Ali Mohammed Al Muwaiijei was one of the people in the audience when Seligman spoke. He works for the Dubai South for the Government of Dubai. Dubai South is “the emirate’s flagship urban project that will set benchmarks for the rest of the emirate in terms of manifesting the themes of happiness as set our in Dubai Plan 2021.” When queried as to whether he felt big data reflected the happiness and well-being of a population, he responded that his department was aware of the issues regarding populations that did not use the internet or were adverse to apps and other internet and information technology interfaces. This is good news.
Another other issues with the sample size for big data has to do with gaming of a different sort. People can have more than one profile, user interface or account, with multiple emails and other credentials. One may even install bots to make posts at regular intervals. This is the case for hackers, but also for people fulfilling different roles. For example, a person may post on facebook from a personal page, a page for their employer, another for a cause.
Adding to the complexity of the issue of sample size in big data is the frequency at which someone uses a social media or other website service.Those who are on online all day (“always on”) are contributing substantially more data than those who tune in once a day, week or more occasionally. Thus, even with a large amount of data, big data may reflect a smaller portion of a population than one may expect. The question of what population big data represents is not clear.

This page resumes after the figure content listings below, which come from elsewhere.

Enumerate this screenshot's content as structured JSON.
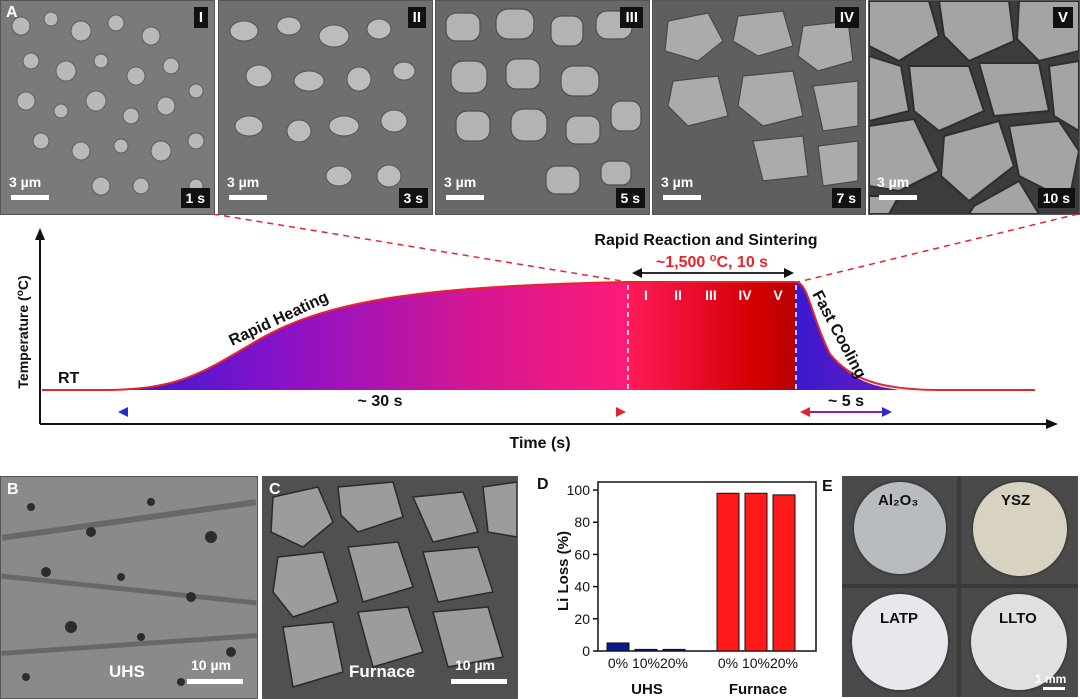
{
  "panel_a": {
    "letter": "A",
    "images": [
      {
        "roman": "I",
        "scale": "3 µm",
        "time": "1 s"
      },
      {
        "roman": "II",
        "scale": "3 µm",
        "time": "3 s"
      },
      {
        "roman": "III",
        "scale": "3 µm",
        "time": "5 s"
      },
      {
        "roman": "IV",
        "scale": "3 µm",
        "time": "7 s"
      },
      {
        "roman": "V",
        "scale": "3 µm",
        "time": "10 s"
      }
    ],
    "diagram": {
      "ylabel": "Temperature (",
      "ylabel_sup": "o",
      "ylabel_end": "C)",
      "xlabel": "Time (s)",
      "rt": "RT",
      "rapid_heating": "Rapid Heating",
      "fast_cooling": "Fast Cooling",
      "reaction_title": "Rapid Reaction and Sintering",
      "hold_prefix": "~1,500 ",
      "hold_sup": "o",
      "hold_suffix": "C, 10 s",
      "stages": [
        "I",
        "II",
        "III",
        "IV",
        "V"
      ],
      "heating_time": "~ 30 s",
      "cooling_time": "~ 5 s"
    }
  },
  "panel_b": {
    "letter": "B",
    "label": "UHS",
    "scale": "10 µm"
  },
  "panel_c": {
    "letter": "C",
    "label": "Furnace",
    "scale": "10 µm"
  },
  "panel_d": {
    "letter": "D"
  },
  "panel_e": {
    "letter": "E",
    "tiles": [
      {
        "label": "Al₂O₃"
      },
      {
        "label": "YSZ"
      },
      {
        "label": "LATP"
      },
      {
        "label": "LLTO"
      }
    ],
    "scale": "1 mm"
  },
  "chart_data": {
    "type": "bar",
    "ylabel": "Li Loss (%)",
    "ylim": [
      0,
      105
    ],
    "yticks": [
      0,
      20,
      40,
      60,
      80,
      100
    ],
    "categories": [
      "0%",
      "10%",
      "20%",
      "0%",
      "10%",
      "20%"
    ],
    "groups": [
      "UHS",
      "Furnace"
    ],
    "values": [
      5,
      1,
      1,
      98,
      98,
      97
    ],
    "colors": [
      "#0d1a8c",
      "#0d1a8c",
      "#0d1a8c",
      "#ff1a1a",
      "#ff1a1a",
      "#ff1a1a"
    ]
  },
  "colors": {
    "hot": "#ff0000",
    "heat_start": "#2a1ad8",
    "heat_mid": "#b400b8",
    "heat_end": "#ff1a78",
    "arrow_blue": "#2a2ad0",
    "arrow_red": "#e8242a"
  }
}
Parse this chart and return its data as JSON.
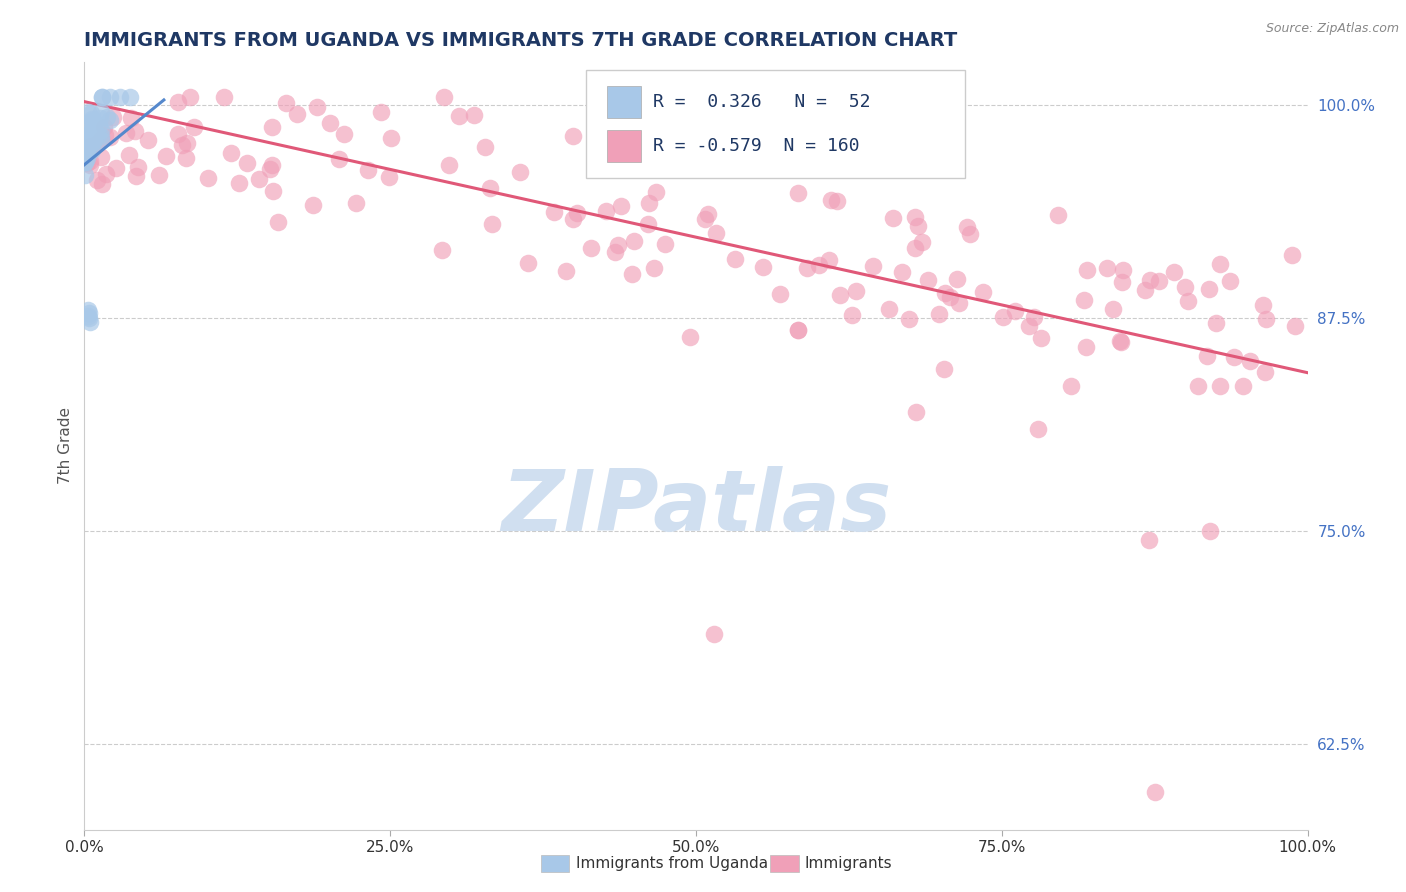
{
  "title": "IMMIGRANTS FROM UGANDA VS IMMIGRANTS 7TH GRADE CORRELATION CHART",
  "source": "Source: ZipAtlas.com",
  "ylabel": "7th Grade",
  "xlim": [
    0.0,
    1.0
  ],
  "ylim": [
    0.575,
    1.025
  ],
  "yticks": [
    0.625,
    0.75,
    0.875,
    1.0
  ],
  "ytick_labels": [
    "62.5%",
    "75.0%",
    "87.5%",
    "100.0%"
  ],
  "xtick_labels": [
    "0.0%",
    "25.0%",
    "50.0%",
    "75.0%",
    "100.0%"
  ],
  "xticks": [
    0.0,
    0.25,
    0.5,
    0.75,
    1.0
  ],
  "blue_R": 0.326,
  "blue_N": 52,
  "pink_R": -0.579,
  "pink_N": 160,
  "blue_color": "#A8C8E8",
  "pink_color": "#F0A0B8",
  "blue_line_color": "#5588CC",
  "pink_line_color": "#E05878",
  "legend_label_blue": "Immigrants from Uganda",
  "legend_label_pink": "Immigrants",
  "watermark": "ZIPatlas",
  "watermark_color": "#D0DFF0",
  "background_color": "#FFFFFF",
  "title_color": "#1F3864",
  "source_color": "#888888",
  "grid_color": "#CCCCCC"
}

This does not mean big data has no use. It can be a powerful tool when combined with subjective well-being and objective data.
Three Proposed Uses for Big Data
Big data can be a great way for a government to get a temperature or sense of where a population is on an issue. Big data can reveal what associations people have with happiness or unhappiness, such as shopping and gaming or family and friends. When a population is associating activities that may lead to greater isolation or environmental degradation, a government knowledgeable about the known influences for happiness understands that raising awareness about these is appropriate. When a government or researcher frames big data with survey based data, they are in a position to exploit its full potential.
Big data is useful for understanding how geography, time use or a situation is affecting the affect (feelings) of a population. This information can be used by urban planners and others to put in the environments, such as parks, fields, and other ways to access nature as well as spaces for community events. Mappiness provides a good example of this use.
Big data can be collected by working with community members and organizations to conceive and create an app or other instrument for collecting the data. This method engages the people about whom the data is being gathered and gain their buy in for and participation in decisions and interventions based on the data. This is an excellent way to raise awareness and gather data for a specific purpose.
In conclusion, we can expect governments to collect big data when seeking to understand the happiness and well-being of its people for no other reason than its cache. Let’s hope cache is not the reason they use it. Let’s hope that when collecting big data, governments will understand its limitations and that they will use it alongside data that reliably reflects the population’s sense of happiness and well-being. Let’s hope that when gathering happiness and well-being data, governments use it for the purpose of securing, promoting and protecting all people’s inalienable right to life, liberty, and the pursuit of happiness, and not to encourage consumption and gaming.